PSICÓLOGA PREOCUPADA COM SAÚDE DOS PAIS
Traumático é como a psicóloga Miriam Munhame descreveu a história. A profissional chamou, por isso, atenção sobre o possível desenvolvimento, no casal, de doenças de fórum psicológico, como o que chamou de luto patológico. “Trata-se do luto que interfere nas actividades diárias da pessoa, depois deste tipo de traumas algumas não conseguem ir ao serviço, isolam-se não vão aos encontros familiares.

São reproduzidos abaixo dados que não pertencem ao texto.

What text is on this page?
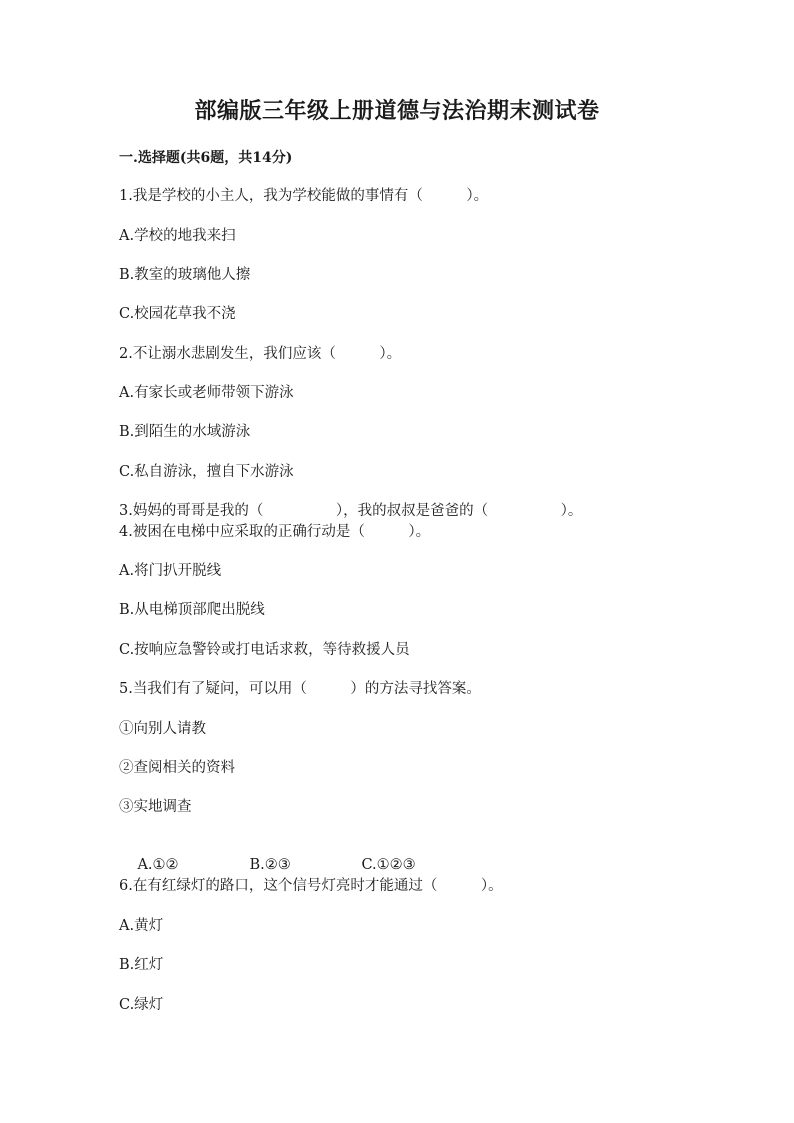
部编版三年级上册道德与法治期末测试卷
一.选择题(共6题，共14分)
1.我是学校的小主人，我为学校能做的事情有（　　　）。
A.学校的地我来扫
B.教室的玻璃他人擦
C.校园花草我不浇
2.不让溺水悲剧发生，我们应该（　　　）。
A.有家长或老师带领下游泳
B.到陌生的水域游泳
C.私自游泳，擅自下水游泳
3.妈妈的哥哥是我的（　　　　　），我的叔叔是爸爸的（　　　　　）。
4.被困在电梯中应采取的正确行动是（　　　）。
A.将门扒开脱线
B.从电梯顶部爬出脱线
C.按响应急警铃或打电话求救，等待救援人员
5.当我们有了疑问，可以用（　　　）的方法寻找答案。
①向别人请教
②查阅相关的资料
③实地调查

A.①②	B.②③	C.①②③

6.在有红绿灯的路口，这个信号灯亮时才能通过（　　　）。
A.黄灯
B.红灯
C.绿灯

É importante que sejam assistidos por psicólogos para que possam ter um luto que podemos considerar saudável. Isso não significa ausência da dor, mas a pessoa consegue ter uma vida social normal”.

Porque trata-se de dois jovens de 24 anos, a psicóloga disse que a morte da criança não pode significar que o casal não pode continuar a sonhar com filhos. “Possivelmente eles possam carregar um sentimento de culpa pelo sucedido. É necessário tranquilizar esses pais para que não se sintam culpados pelo que aconteceu. Não podem perder a esperança, eles podem sonhar em ter mais filhos. Se sentirem algumas incertezas podem procurar ajuda de um psicólogo”, terminou.